Das Geräusch der Regentropfen, die gegen die Fensterscheibe trommeln, ist laut und durchdringend. Wie Kanonenkugeln gegen eine Mauer, so knallen sie gegen das Glas und zerspringen zu kleinen Sturzbächen, die schnell nach unten aufs Fensterbrett und in die Vergessenheit fließen.

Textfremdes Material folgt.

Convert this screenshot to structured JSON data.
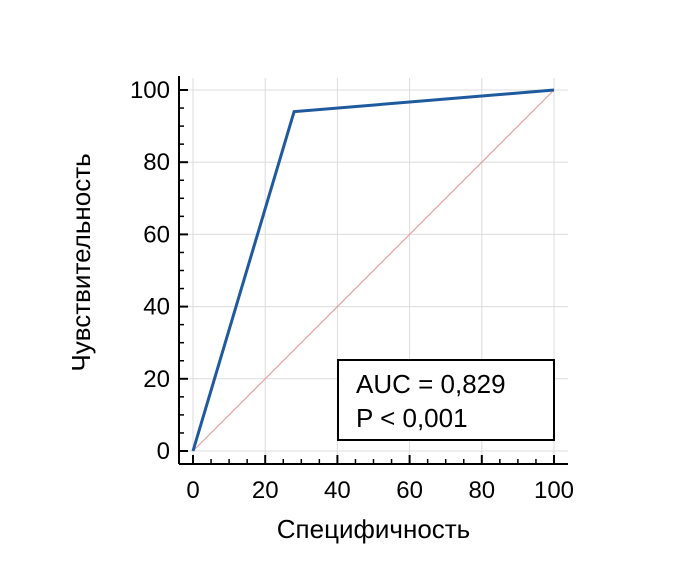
{
  "chart_data": {
    "type": "line",
    "title": "",
    "xlabel": "Специфичность",
    "ylabel": "Чувствительность",
    "xlim": [
      0,
      100
    ],
    "ylim": [
      0,
      100
    ],
    "xticks": [
      0,
      20,
      40,
      60,
      80,
      100
    ],
    "yticks": [
      0,
      20,
      40,
      60,
      80,
      100
    ],
    "grid": true,
    "series": [
      {
        "role": "roc-curve",
        "color": "#1f5a9e",
        "points": [
          [
            0,
            0
          ],
          [
            28,
            94
          ],
          [
            100,
            100
          ]
        ]
      },
      {
        "role": "reference-diagonal",
        "color": "#e8a0a0",
        "points": [
          [
            0,
            0
          ],
          [
            100,
            100
          ]
        ]
      }
    ],
    "annotation": {
      "lines": [
        "AUC = 0,829",
        "P < 0,001"
      ],
      "placement": "bottom-right"
    }
  }
}
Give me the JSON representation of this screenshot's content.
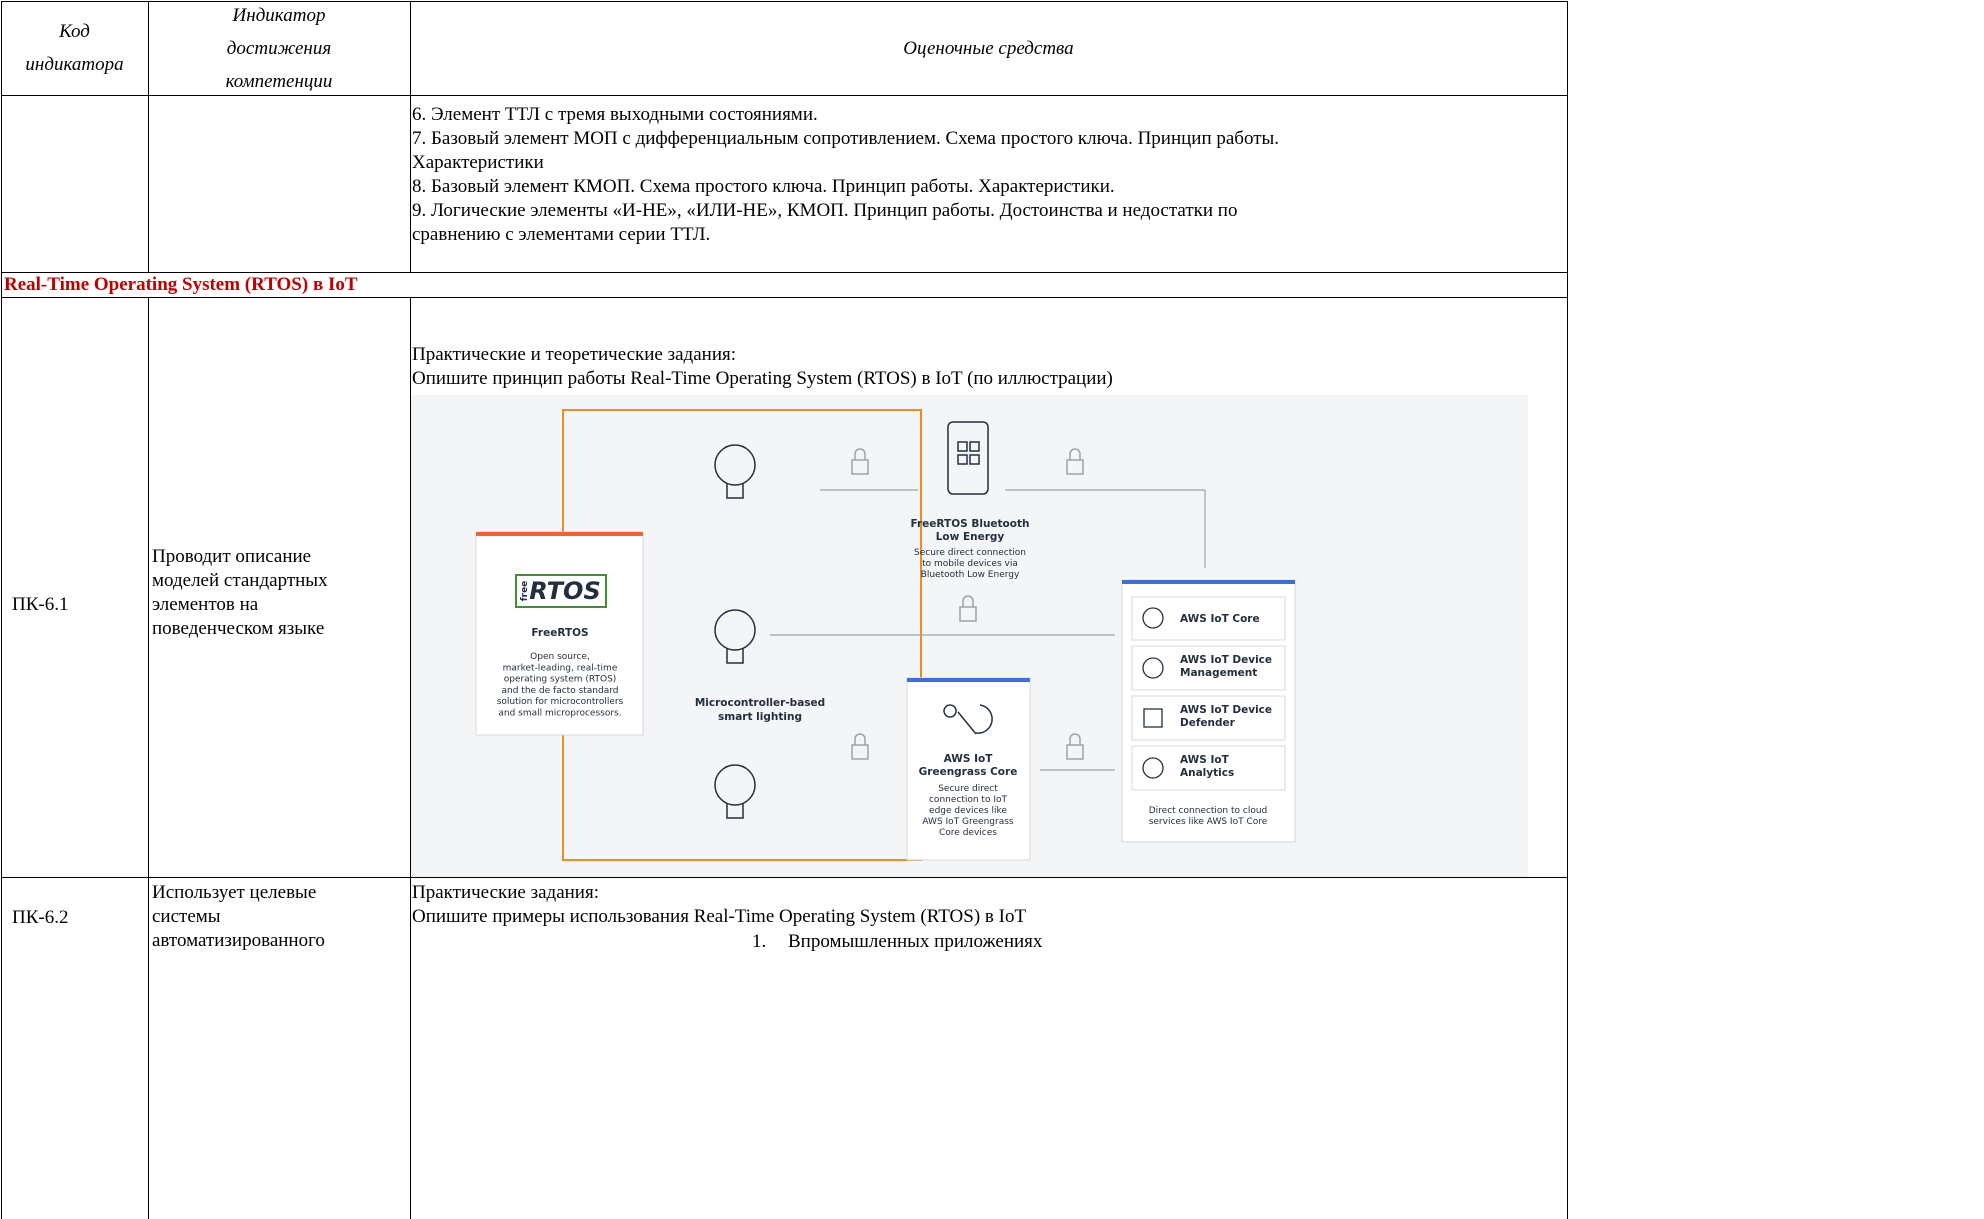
{
  "table": {
    "header": [
      [
        "Код",
        "индикатора"
      ],
      [
        "Индикатор",
        "достижения",
        "компетенции"
      ],
      [
        "Оценочные средства"
      ]
    ],
    "continuation_lines": [
      "6. Элемент ТТЛ с тремя выходными состояниями.",
      "7. Базовый элемент МОП с дифференциальным сопротивлением. Схема простого ключа. Принцип работы.",
      "Характеристики",
      "8. Базовый элемент КМОП. Схема простого ключа. Принцип работы. Характеристики.",
      "9. Логические элементы «И-НЕ», «ИЛИ-НЕ», КМОП. Принцип работы. Достоинства и недостатки по",
      "сравнению с элементами серии ТТЛ."
    ],
    "section": "Real-Time Operating System (RTOS) в IoT",
    "rows": [
      {
        "code": "ПК-6.1",
        "indicator": [
          "Проводит описание",
          "моделей стандартных",
          "элементов на",
          "поведенческом языке"
        ],
        "tools": [
          "Практические и теоретические задания:",
          "Опишите принцип работы Real-Time Operating System (RTOS) в IoT (по иллюстрации)"
        ]
      },
      {
        "code": "ПК-6.2",
        "indicator": [
          "Использует целевые",
          "системы",
          "автоматизированного"
        ],
        "tools": [
          "Практические задания:",
          "Опишите примеры использования Real-Time Operating System (RTOS) в IoT"
        ],
        "list": [
          {
            "number": "1.",
            "text": "Впромышленных приложениях"
          }
        ]
      }
    ]
  },
  "diagram": {
    "freertos": {
      "logo_small": "free",
      "logo": "RTOS",
      "title": "FreeRTOS",
      "description": [
        "Open source,",
        "market-leading, real-time",
        "operating system (RTOS)",
        "and the de facto standard",
        "solution for microcontrollers",
        "and small microprocessors."
      ]
    },
    "lighting": [
      "Microcontroller-based",
      "smart lighting"
    ],
    "ble": {
      "title": [
        "FreeRTOS Bluetooth",
        "Low Energy"
      ],
      "description": [
        "Secure direct connection",
        "to mobile devices via",
        "Bluetooth Low Energy"
      ]
    },
    "greengrass": {
      "title": [
        "AWS IoT",
        "Greengrass Core"
      ],
      "description": [
        "Secure direct",
        "connection to IoT",
        "edge devices like",
        "AWS IoT Greengrass",
        "Core devices"
      ]
    },
    "cloud": {
      "services": [
        [
          "AWS IoT Core"
        ],
        [
          "AWS IoT Device",
          "Management"
        ],
        [
          "AWS IoT Device",
          "Defender"
        ],
        [
          "AWS IoT",
          "Analytics"
        ]
      ],
      "description": [
        "Direct connection to cloud",
        "services like AWS IoT Core"
      ]
    }
  }
}
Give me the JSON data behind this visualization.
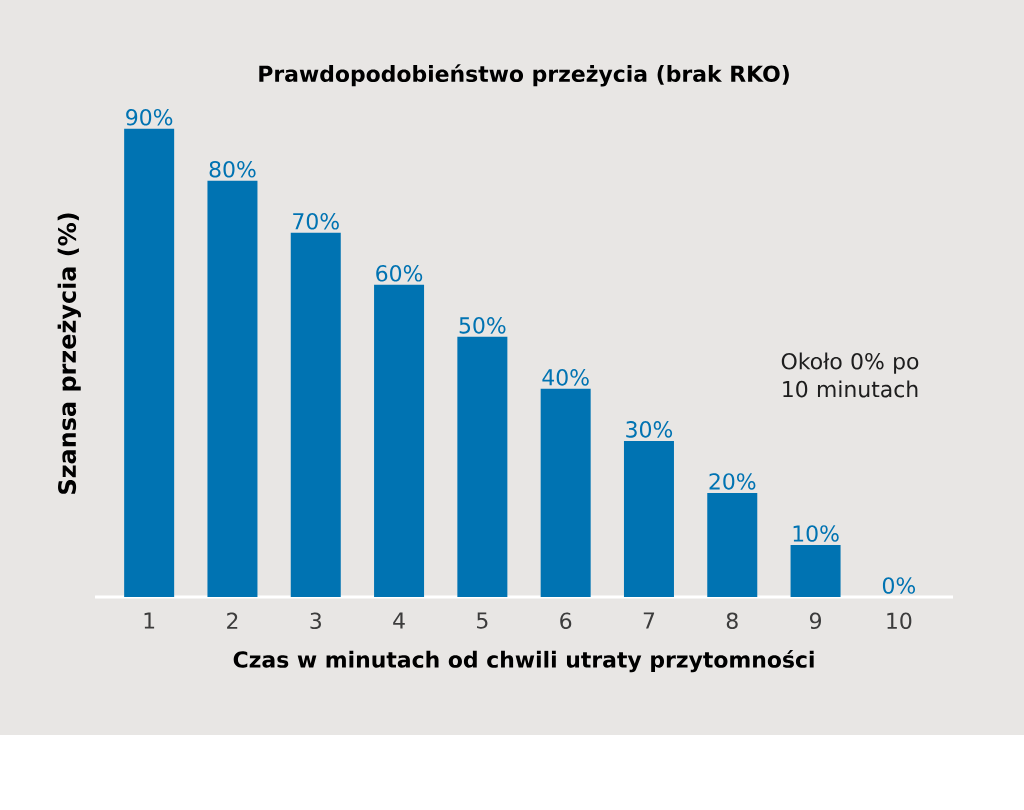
{
  "chart_data": {
    "type": "bar",
    "title": "Prawdopodobieństwo przeżycia (brak RKO)",
    "xlabel": "Czas w minutach od chwili utraty przytomności",
    "ylabel": "Szansa przeżycia (%)",
    "categories": [
      "1",
      "2",
      "3",
      "4",
      "5",
      "6",
      "7",
      "8",
      "9",
      "10"
    ],
    "values": [
      90,
      80,
      70,
      60,
      50,
      40,
      30,
      20,
      10,
      0
    ],
    "value_labels": [
      "90%",
      "80%",
      "70%",
      "60%",
      "50%",
      "40%",
      "30%",
      "20%",
      "10%",
      "0%"
    ],
    "color": "#0073b2",
    "tick_labels": "x",
    "grid": false,
    "annotations": [
      "Około 0% po 10 minutach"
    ]
  }
}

Arthur steht in dem kleinen Zimmerchen, in dem er wohnt und beobachtet die Regentropfen. Kaum, dass er dabei atmet, so gebannt starrt er diese Invasion des Himmels an. Und wartet. Aber das Warten ist längst Teil seines Lebens geworden. Manchmal vergisst Arthur, worauf er eigentlich wartet und dann redet er sich ein, er warte auf seine Tochter, deren Besuche bei ihrem alten Vater immer seltener werden und die auch keine besonderen Gefühle für ihn hegt.
Doch es ist nicht Arthurs Tochter, auf die er wartet und es ist auch nicht der freundliche Briefträger, dem es immer sehr Leid tut, dass er Arthur nie private Briefe mitbringt. Ebenso wenig ist es die nette, junge Nachbarin von unten, die für Arthur miteinkauft, wenn ihm sein Ischias zu sehr zu schaffen macht.
Arthur wartet auf etwas ganz anderes, auf etwas, das vielleicht nie eintreffen wird und nur wenigen Menschen in ihrem Leben vergönnt ist. Manche nennen es Glück, andere Zufriedenheit und oft wird es gar zum Sinn des Lebens erhoben.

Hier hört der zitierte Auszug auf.